Are there any plans to include a python wrapper? I could write the wrapper from our benchmark afterwards. Moreover, we also have a development branch where we allow inclusion from other programming languages by means of implementing a protocol. The development branch is here https://github.com/maumueller/ann-benchmarks and wrappers look like this https://github.com/maumueller/ann-benchmarks/blob/master/install/lib-dolphinn.cpp.
Best, Martin
Hi @maumueller,
Thanks for inviting me and I'd love to include my algorithm in your benchmark! I guess it'd be best to write Python wrappers by pybind11. As I'm busy this month, I'll work on it in Jan or Feb next year.
Best, Yusuke
Hi @matsui528,
great to hear! Please keep me up-to-date and ping me if you have questions w.r.t. the benchmark.
Best, Martin
Hi @matsui528,
a small update here: We are currently including support for other languages in ann-benchmarks and I chose your implementation to play around a little bit. (Basically it boils down to implement a wrapper like this: https://github.com/maumueller/pqtable/blob/master/wrapper/wrapper.cpp. We are still working on making it easier accessible.)
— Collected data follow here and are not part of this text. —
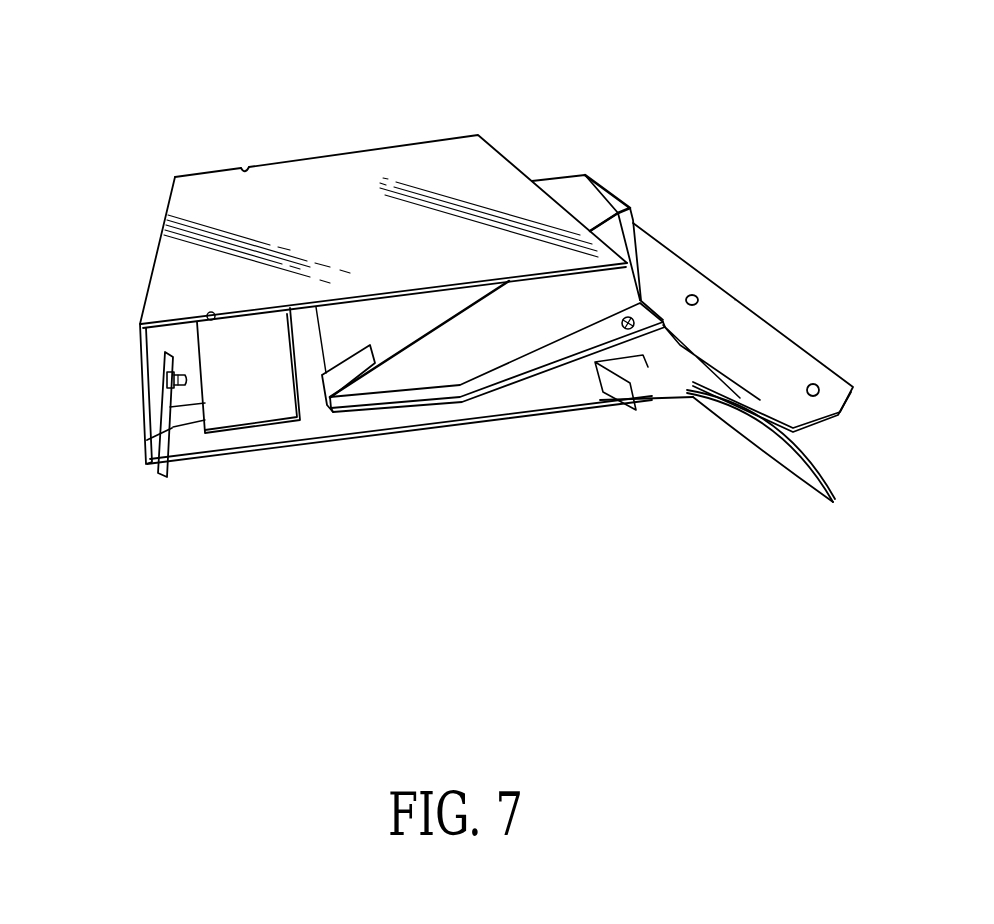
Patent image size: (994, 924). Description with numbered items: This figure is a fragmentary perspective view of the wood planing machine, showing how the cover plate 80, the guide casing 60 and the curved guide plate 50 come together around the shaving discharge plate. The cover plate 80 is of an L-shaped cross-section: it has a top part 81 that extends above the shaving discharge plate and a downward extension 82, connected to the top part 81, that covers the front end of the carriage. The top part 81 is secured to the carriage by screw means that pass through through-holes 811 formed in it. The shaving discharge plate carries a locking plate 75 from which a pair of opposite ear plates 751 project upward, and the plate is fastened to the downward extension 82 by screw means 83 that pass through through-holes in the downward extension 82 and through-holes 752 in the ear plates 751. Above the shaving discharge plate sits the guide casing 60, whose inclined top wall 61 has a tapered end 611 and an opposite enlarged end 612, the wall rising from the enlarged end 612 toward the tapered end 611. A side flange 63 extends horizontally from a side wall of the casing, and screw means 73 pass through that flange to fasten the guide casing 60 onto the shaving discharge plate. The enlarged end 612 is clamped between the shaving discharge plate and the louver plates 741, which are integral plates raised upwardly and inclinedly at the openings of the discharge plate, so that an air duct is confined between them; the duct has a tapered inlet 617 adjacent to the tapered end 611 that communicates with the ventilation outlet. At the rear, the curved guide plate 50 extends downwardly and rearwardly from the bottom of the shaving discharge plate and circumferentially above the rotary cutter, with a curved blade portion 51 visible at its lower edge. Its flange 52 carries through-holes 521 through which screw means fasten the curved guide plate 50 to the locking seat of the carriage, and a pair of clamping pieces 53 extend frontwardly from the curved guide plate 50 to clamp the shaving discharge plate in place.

The curved guide plate 50 is at (725, 280).
The blade 51 is at (827, 473).
The flange 52 is at (798, 340).
The through-holes 521 is at (818, 385).
The clamping pieces 53 is at (667, 378).
The guide casing 60 is at (563, 162).
The inclined top wall 61 is at (553, 190).
The tapered end 611 is at (597, 183).
The enlarged end 612 is at (354, 388).
The tapered inlet 617 is at (640, 260).
The side flange 63 is at (487, 368).
The screw means 73 is at (628, 328).
The louver plates 741 is at (341, 377).
The locking plate 75 is at (228, 420).
The ear plates 751 is at (165, 373).
The through-holes 752 is at (168, 383).
The cover plate 80 is at (276, 150).
The top part 81 is at (190, 186).
The through-holes 811 is at (247, 163).
The downward extension 82 is at (140, 333).
The screw means 83 is at (172, 392).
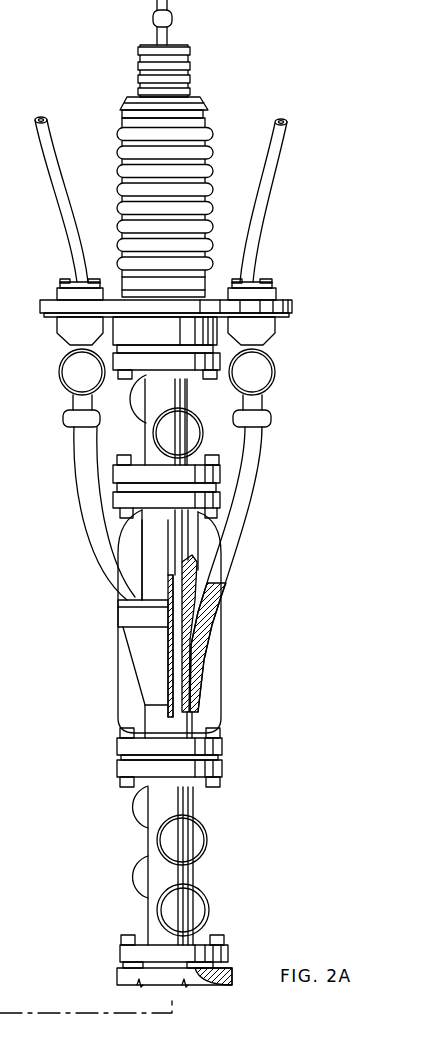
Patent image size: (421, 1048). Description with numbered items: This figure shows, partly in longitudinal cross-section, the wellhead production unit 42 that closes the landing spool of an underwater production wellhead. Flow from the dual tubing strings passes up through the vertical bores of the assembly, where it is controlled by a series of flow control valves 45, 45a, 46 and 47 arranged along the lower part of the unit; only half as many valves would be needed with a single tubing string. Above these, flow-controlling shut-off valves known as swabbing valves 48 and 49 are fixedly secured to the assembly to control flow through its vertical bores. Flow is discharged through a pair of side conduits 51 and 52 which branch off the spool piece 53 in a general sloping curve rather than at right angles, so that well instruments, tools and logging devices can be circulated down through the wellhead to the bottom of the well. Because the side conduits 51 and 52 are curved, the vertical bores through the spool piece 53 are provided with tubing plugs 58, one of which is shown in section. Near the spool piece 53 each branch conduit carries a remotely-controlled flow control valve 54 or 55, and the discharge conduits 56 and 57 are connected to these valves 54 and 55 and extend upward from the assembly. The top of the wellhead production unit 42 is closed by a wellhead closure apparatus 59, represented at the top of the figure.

The wellhead production unit 42 is at (238, 686).
The flow control valve 45 is at (200, 905).
The flow control valve 45a is at (200, 837).
The flow control valve 46 is at (141, 805).
The flow control valve 47 is at (137, 873).
The swabbing valve 48 is at (138, 412).
The swabbing valve 49 is at (184, 414).
The side conduit 51 is at (82, 508).
The side conduit 52 is at (253, 500).
The spool piece 53 is at (153, 548).
The remotely-controlled flow control valve 54 is at (66, 379).
The remotely-controlled flow control valve 55 is at (268, 373).
The conduit 56 is at (57, 189).
The conduit 57 is at (270, 176).
The tubing plug 58 is at (178, 602).
The wellhead closure apparatus 59 is at (203, 137).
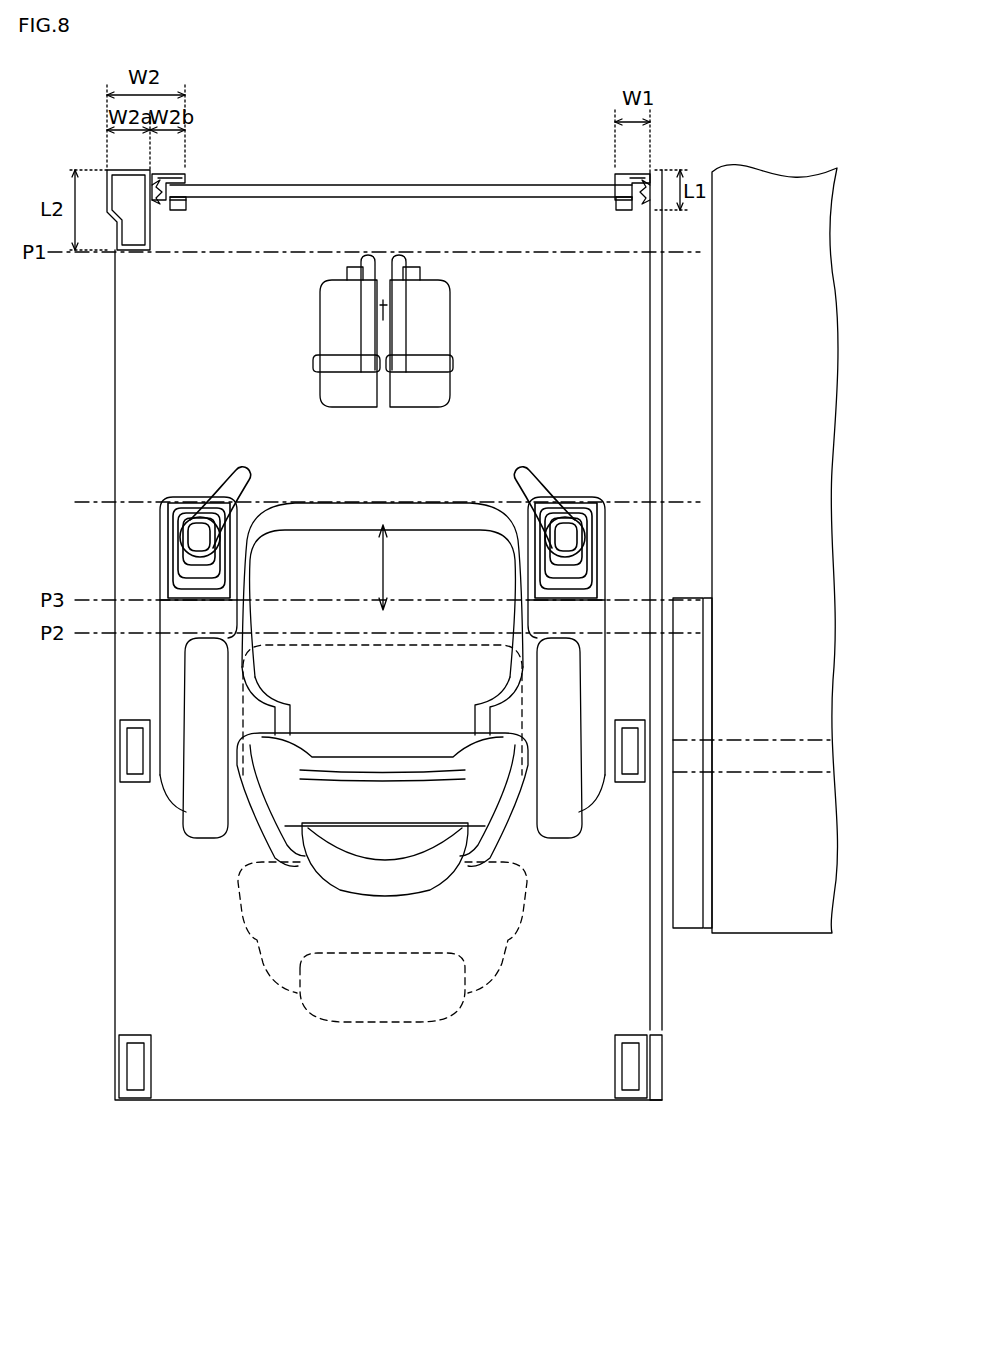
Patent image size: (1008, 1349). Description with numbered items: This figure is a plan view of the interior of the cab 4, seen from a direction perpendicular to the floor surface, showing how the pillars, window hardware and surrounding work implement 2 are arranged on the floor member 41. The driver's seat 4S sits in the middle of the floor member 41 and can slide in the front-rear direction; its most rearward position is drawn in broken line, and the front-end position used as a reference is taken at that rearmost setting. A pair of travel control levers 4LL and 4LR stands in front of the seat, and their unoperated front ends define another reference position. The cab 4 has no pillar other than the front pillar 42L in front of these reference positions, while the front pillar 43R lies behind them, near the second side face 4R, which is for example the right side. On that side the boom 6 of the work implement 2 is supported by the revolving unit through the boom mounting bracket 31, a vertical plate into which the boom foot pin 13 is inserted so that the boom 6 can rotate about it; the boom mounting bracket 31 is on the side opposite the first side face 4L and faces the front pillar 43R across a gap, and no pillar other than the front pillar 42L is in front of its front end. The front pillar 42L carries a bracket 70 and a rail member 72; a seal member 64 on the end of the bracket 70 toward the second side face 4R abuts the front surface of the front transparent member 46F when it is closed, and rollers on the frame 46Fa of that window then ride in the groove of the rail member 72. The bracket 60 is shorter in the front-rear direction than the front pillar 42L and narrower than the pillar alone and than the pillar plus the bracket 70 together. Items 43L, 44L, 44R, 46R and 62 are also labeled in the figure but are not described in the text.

I noticed that while there is support for top-k queries, there doesn't seem to be a parameter to improve the quality of the results. (I think I read something about that in your paper, but I couldn't find it as an option in your code.) E.g., I was expecting to see an option that gets the top-k' data points from the hash tables and then chooses the k closest of them through exact distance computations.
Since this option is missing, we only get a single result for each dataset, which ranges in quality quite a bit depending on the dataset. Would be great to have an option that affects the result quality, maybe as sketched above?
Any thoughts?
Best, Martin
Hi @maumueller,
PQTable doesn't have any runtime parameters. This is intentionally designed because I don't want to bother users with lots of parameters :)
As you suggested, late checking through a comparison to the original vectors is one direction. But currently I don't plan to do so because managing the original vectors takes an additional memory space. PQTable was originally developed in order to handle billion-scale data, and maintaining billion-scale original vectors requires prohibitive memory cost. Switching the search w/ late-checking for million-scale data and the search w/o late-checking for billion-sale data can be a solution, but the design would a bit difficult (PR is welcome)
As you pointed out, I guess only a single dot can be plotted for each dataset if each line line is drawn by tweaking a runtime parameter. I'm sorry for that.
By the way I'm still busy and cannot start to implement a python wrapper of PQTable. Honestly saying, PQTable is my previous method, and now I'm implementing a new one, that is with a full python interface. Could you wait for the new one? (Of cause, please feel free to play arround my c++ impl of PQTable :) but I'd like to focus the new one in terms of python binding)
By the way I'm still busy and cannot start to implement a python wrapper of PQTable. Honestly saying, PQTable is my previous method, and now I'm implementing a new one, that is with a full python interface. Could you wait for the new one? (Of cause, please feel free to play arround my c++ impl of PQTable :) but I'd like to focus the new one in terms of python binding)
Sure! As I said, I just used it to the test our wrapper methods. Thanks for the clarification!